Though Mexican officials say that the raid to capture Guzmán was not timed to the leaders’ summit, it still serves as a signal to the Biden administration and Congress that Mexico can still be a partner in fighting drug trafficking and cartels, experts say. Despite López Obrador’s hands-off approach to dealing with cartels — he famously endorsed a “hugs, not bullets” policy to focus on social welfare programs to stop root causes — the last two significant drug lord arrests have happened in the weeks before meetings with Biden.

But both the drug and migration issues show some of the limits of Biden’s visit: These are interconnected problems with inherent human rights concerns and which are necessarily related to the state of democracy in the Americas. While López Obrador was quick to condemn the actions of rioters in Brazil, he’s been less willing to accept criticism for his own attacks on journalists in Mexico, his efforts to reform the country’s independent electoral commission, and his militarization of the country through the new national guard (that he formed). All of these amount to a slow-burning anti-democratic campaign to consolidate power in the executive branch, challenge the independence of other branches of government, and silence critics — the kinds of actions that create social instability and break down trust in institutions.

“Biden won’t say anything as he struck an implicit Trump-like deal in exchange for AMLO stopping migration,” one Mexican journalist said this week, echoing the feeling of many Mexican reporters and media commentators. The erosion of democratic norms in Mexico and the rest of the Americas isn’t specifically on the agenda of items the leaders will discuss, despite calls from congressional leaders, like Senate Foreign Relations Committee Chair Bob Menendez (who asked the Biden administration to raise these concerns with López Obrador) and human rights organizations. But the chances of Biden publicly criticizing López Obrador are low, Andrew Rudman, the director of the Mexico Institute at the Wilson Center think tank, told me.

“If he says anything publicly, it just creates conflict, because López Obrador will reject it, he’ll say, ‘How dare you,’ and that won’t get anything accomplished,” Rudman said. “But President Biden should say these things matter. I certainly hope that the president makes clear that folks in the States are absolutely watching what happens and are concerned and do want to be helpful, but also see that weakening of democracy and weakening of safety can have a negative impact on the Mexican economy and on the trilateral desire to promote North America as a strong, vibrant region.”

Previous attempts by US officials to highlight concerns with violence and impunity in Mexico have prompted harsh responses from López Obrador: Nearly a year ago, he called Secretary of State Antony Blinken “misinformed” for expressing concerns over the murder of journalists. And the Mexican president lashed out at US lawmakers and Biden for a report that the 2023 National Defense Authorization Act called for the US to examine “any changes in Mexico’s electoral and democratic institutions.”

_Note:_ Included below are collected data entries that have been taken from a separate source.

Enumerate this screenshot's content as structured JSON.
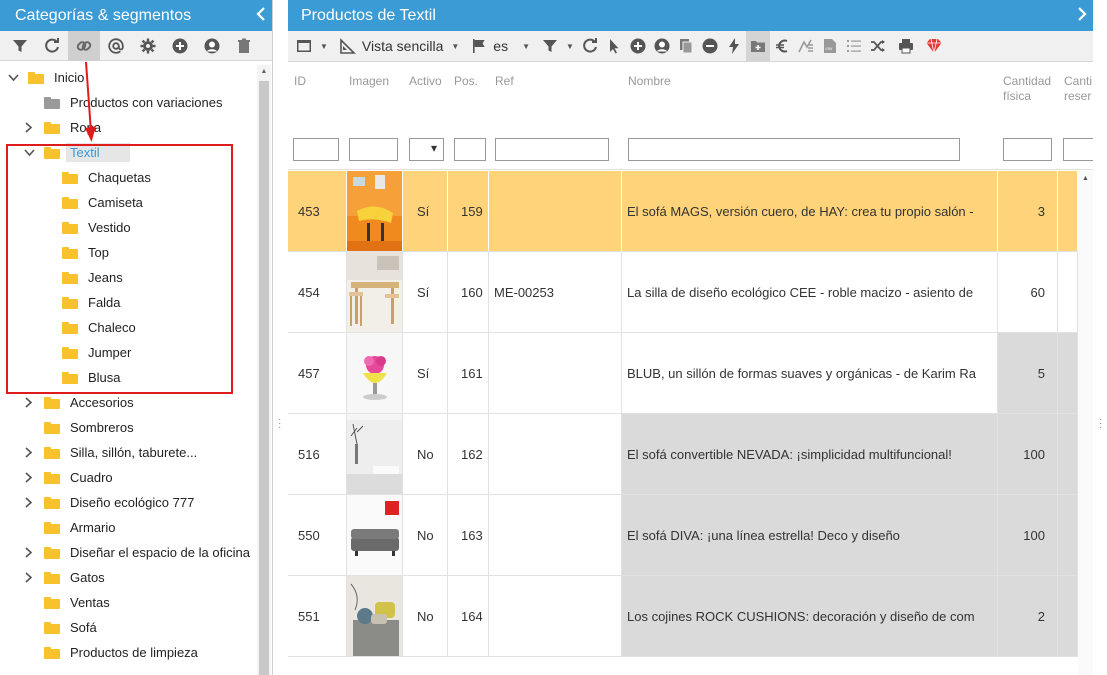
{
  "left_panel": {
    "title": "Categorías & segmentos",
    "collapse_icon": "chevron-left-icon",
    "toolbar": [
      "filter-icon",
      "refresh-icon",
      "link-icon",
      "at-icon",
      "gear-icon",
      "add-circle-icon",
      "user-avatar-icon",
      "trash-icon"
    ],
    "tree": [
      {
        "label": "Inicio",
        "level": 0,
        "toggle": "expanded",
        "folder": "yellow"
      },
      {
        "label": "Productos con variaciones",
        "level": 1,
        "toggle": "none",
        "folder": "grey"
      },
      {
        "label": "Ropa",
        "level": 1,
        "toggle": "collapsed",
        "folder": "yellow"
      },
      {
        "label": "Textil",
        "level": 1,
        "toggle": "expanded",
        "folder": "yellow",
        "selected": true
      },
      {
        "label": "Chaquetas",
        "level": 2,
        "toggle": "none",
        "folder": "yellow"
      },
      {
        "label": "Camiseta",
        "level": 2,
        "toggle": "none",
        "folder": "yellow"
      },
      {
        "label": "Vestido",
        "level": 2,
        "toggle": "none",
        "folder": "yellow"
      },
      {
        "label": "Top",
        "level": 2,
        "toggle": "none",
        "folder": "yellow"
      },
      {
        "label": "Jeans",
        "level": 2,
        "toggle": "none",
        "folder": "yellow"
      },
      {
        "label": "Falda",
        "level": 2,
        "toggle": "none",
        "folder": "yellow"
      },
      {
        "label": "Chaleco",
        "level": 2,
        "toggle": "none",
        "folder": "yellow"
      },
      {
        "label": "Jumper",
        "level": 2,
        "toggle": "none",
        "folder": "yellow"
      },
      {
        "label": "Blusa",
        "level": 2,
        "toggle": "none",
        "folder": "yellow"
      },
      {
        "label": "Accesorios",
        "level": 1,
        "toggle": "collapsed",
        "folder": "yellow"
      },
      {
        "label": "Sombreros",
        "level": 1,
        "toggle": "none",
        "folder": "yellow"
      },
      {
        "label": "Silla, sillón, taburete...",
        "level": 1,
        "toggle": "collapsed",
        "folder": "yellow"
      },
      {
        "label": "Cuadro",
        "level": 1,
        "toggle": "collapsed",
        "folder": "yellow"
      },
      {
        "label": "Diseño ecológico 777",
        "level": 1,
        "toggle": "collapsed",
        "folder": "yellow"
      },
      {
        "label": "Armario",
        "level": 1,
        "toggle": "none",
        "folder": "yellow"
      },
      {
        "label": "Diseñar el espacio de la oficina",
        "level": 1,
        "toggle": "collapsed",
        "folder": "yellow"
      },
      {
        "label": "Gatos",
        "level": 1,
        "toggle": "collapsed",
        "folder": "yellow"
      },
      {
        "label": "Ventas",
        "level": 1,
        "toggle": "none",
        "folder": "yellow"
      },
      {
        "label": "Sofá",
        "level": 1,
        "toggle": "none",
        "folder": "yellow"
      },
      {
        "label": "Productos de limpieza",
        "level": 1,
        "toggle": "none",
        "folder": "yellow"
      }
    ]
  },
  "right_panel": {
    "title": "Productos de Textil",
    "expand_icon": "chevron-right-icon",
    "toolbar": {
      "view_label": "Vista sencilla",
      "lang_label": "es"
    },
    "columns": [
      "ID",
      "Imagen",
      "Activo",
      "Pos.",
      "Ref",
      "Nombre",
      "Cantidad física",
      "Cantidad reservada"
    ],
    "columns_display": {
      "qty_physical": [
        "Cantidad",
        "física"
      ],
      "qty_reserved": [
        "Canti",
        "reser"
      ]
    },
    "rows": [
      {
        "id": "453",
        "active": "Sí",
        "pos": "159",
        "ref": "",
        "name": "El sofá MAGS, versión cuero, de HAY: crea tu propio salón -",
        "qty": "3",
        "image": "orange-chair"
      },
      {
        "id": "454",
        "active": "Sí",
        "pos": "160",
        "ref": "ME-00253",
        "name": "La silla de diseño ecológico CEE - roble macizo - asiento de",
        "qty": "60",
        "image": "dining-table"
      },
      {
        "id": "457",
        "active": "Sí",
        "pos": "161",
        "ref": "",
        "name": "BLUB, un sillón de formas suaves y orgánicas - de Karim Ra",
        "qty": "5",
        "image": "flower-chair"
      },
      {
        "id": "516",
        "active": "No",
        "pos": "162",
        "ref": "",
        "name": "El sofá convertible NEVADA: ¡simplicidad multifuncional!",
        "qty": "100",
        "image": "white-room"
      },
      {
        "id": "550",
        "active": "No",
        "pos": "163",
        "ref": "",
        "name": "El sofá DIVA: ¡una línea estrella! Deco y diseño",
        "qty": "100",
        "image": "grey-sofa"
      },
      {
        "id": "551",
        "active": "No",
        "pos": "164",
        "ref": "",
        "name": "Los cojines ROCK CUSHIONS: decoración y diseño de com",
        "qty": "2",
        "image": "cushions"
      }
    ]
  },
  "colors": {
    "header_blue": "#3a9bd5",
    "row_highlight": "#ffd37a",
    "inactive_grey": "#dadada",
    "folder_yellow": "#f7c22c",
    "annotation_red": "#e01b1b"
  }
}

“How can you say you’re a vibrant democracy, if your people don’t believe that you have free and fair elections? It should come up,” Rudman said. “It’s a long-held American value to support democracy and for President Biden to not express support for that value with President López Obrador would be a missed opportunity.”

For his part, on Monday evening, Biden did allude to continuing “to support and build democratic institutions in the hemisphere” before his bilateral meeting with AMLO.

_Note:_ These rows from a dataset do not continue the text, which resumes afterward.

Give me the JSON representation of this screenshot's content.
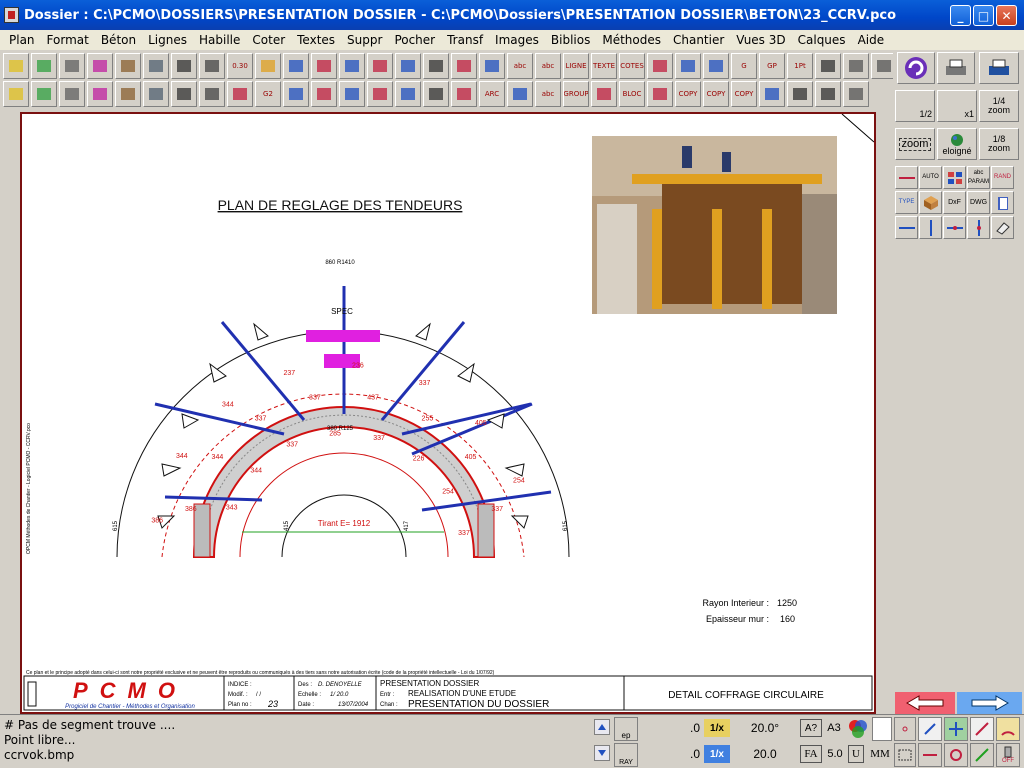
{
  "window": {
    "title": "Dossier : C:\\PCMO\\DOSSIERS\\PRESENTATION DOSSIER - C:\\PCMO\\Dossiers\\PRESENTATION DOSSIER\\BETON\\23_CCRV.pco",
    "minimize": "_",
    "maximize": "□",
    "close": "✕"
  },
  "menu": [
    "Plan",
    "Format",
    "Béton",
    "Lignes",
    "Habille",
    "Coter",
    "Textes",
    "Suppr",
    "Pocher",
    "Transf",
    "Images",
    "Biblios",
    "Méthodes",
    "Chantier",
    "Vues 3D",
    "Calques",
    "Aide"
  ],
  "toolbar": {
    "row1_labels": [
      "",
      "",
      "",
      "",
      "",
      "",
      "",
      "",
      "0.30",
      "",
      "",
      "",
      "",
      "",
      "",
      "",
      "",
      "",
      "abc",
      "abc",
      "LIGNE",
      "TEXTE",
      "COTES",
      "",
      "",
      "",
      "G",
      "GP",
      "1Pt",
      "",
      "",
      ""
    ],
    "row2_labels": [
      "",
      "",
      "",
      "",
      "",
      "",
      "",
      "",
      "",
      "G2",
      "",
      "",
      "",
      "",
      "",
      "",
      "",
      "ARC",
      "",
      "abc",
      "GROUP",
      "",
      "BLOC",
      "",
      "COPY",
      "COPY",
      "COPY",
      "",
      "",
      "",
      ""
    ],
    "accent": "#c02040"
  },
  "drawing": {
    "title": "PLAN DE REGLAGE DES TENDEURS",
    "top_label": "SPEC",
    "outer_dim": "860 R1410",
    "inner_dim": "380 R125",
    "tirant": "Tirant E= 1912",
    "labels_red": [
      "386",
      "386",
      "343",
      "344",
      "344",
      "344",
      "344",
      "337",
      "337",
      "237",
      "337",
      "285",
      "236",
      "437",
      "337",
      "337",
      "255",
      "226",
      "405",
      "405",
      "254",
      "254",
      "337",
      "337"
    ],
    "dim_side_left": "615",
    "dim_side_right": "615",
    "inner_left": "415",
    "inner_right": "417",
    "rayon_label": "Rayon Interieur :",
    "rayon_value": "1250",
    "epaisseur_label": "Epaisseur   mur :",
    "epaisseur_value": "160",
    "side_vertical_text": "OPCM Méthodes de Chantier - Logiciel PCMO - CCRV.pco",
    "copyright": "Ce plan et le principe adopté dans celui-ci sont notre propriété exclusive et ne peuvent être reproduits ou communiqués à des tiers sans notre autorisation écrite (code de la propriété intellectuelle - Loi du 1/07/92)"
  },
  "cartouche": {
    "logo": "PCMO",
    "logo_sub": "Progiciel de Chantier - Méthodes et Organisation",
    "indice_label": "INDICE :",
    "modif_label": "Modif. :",
    "modif_value": "/ /",
    "planno_label": "Plan no :",
    "planno_value": "23",
    "des_label": "Des :",
    "des_value": "D. DENOYELLE",
    "echelle_label": "Echelle :",
    "echelle_value": "1/  20.0",
    "date_label": "Date :",
    "date_value": "13/07/2004",
    "line1": "PRESENTATION DOSSIER",
    "entr_label": "Entr :",
    "entr_value": "REALISATION D'UNE ETUDE",
    "chan_label": "Chan :",
    "chan_value": "PRESENTATION DU DOSSIER",
    "detail": "DETAIL COFFRAGE CIRCULAIRE"
  },
  "right_panel": {
    "zoom_half": "1/2",
    "zoom_x1": "x1",
    "zoom_quarter": "1/4",
    "zoom_word": "zoom",
    "zoom_btn": "zoom",
    "eloigne": "eloigné",
    "zoom_eighth": "1/8",
    "auto": "AUTO",
    "abc": "abc",
    "param": "PARAM",
    "rand": "RAND",
    "type": "TYPE",
    "dxf": "DxF",
    "dwg": "DWG"
  },
  "status": {
    "messages": [
      "# Pas de segment trouve ....",
      "Point libre...",
      "ccrvok.bmp"
    ],
    "ep": "ep",
    "ray": "RAY",
    "val1": ".0",
    "val2": ".0",
    "onex_a": "1/x",
    "onex_b": "1/x",
    "angle1": "20.0°",
    "angle2": "20.0",
    "help": "A?",
    "format": "A3",
    "fa": "FA",
    "fa_val": "5.0",
    "u": "U",
    "mm": "MM",
    "off": "OFF"
  }
}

Tied to that imperative to defend democracy is Mexico making progress on economic development and impunity for cartels. More than 90 percent of murders in Mexico are not solved, including the vast majority of cartel-related violence. The arrest of Guzmán has won Mexico some credibility in addressing some of those root causes for violence and migration, but more work remains to be done to convince the US that it is actually trying to dismantle these criminal networks. That part depends on Mexico — and its North American partners can help — and will have lasting effects on Americans and how we conduct our politics, too.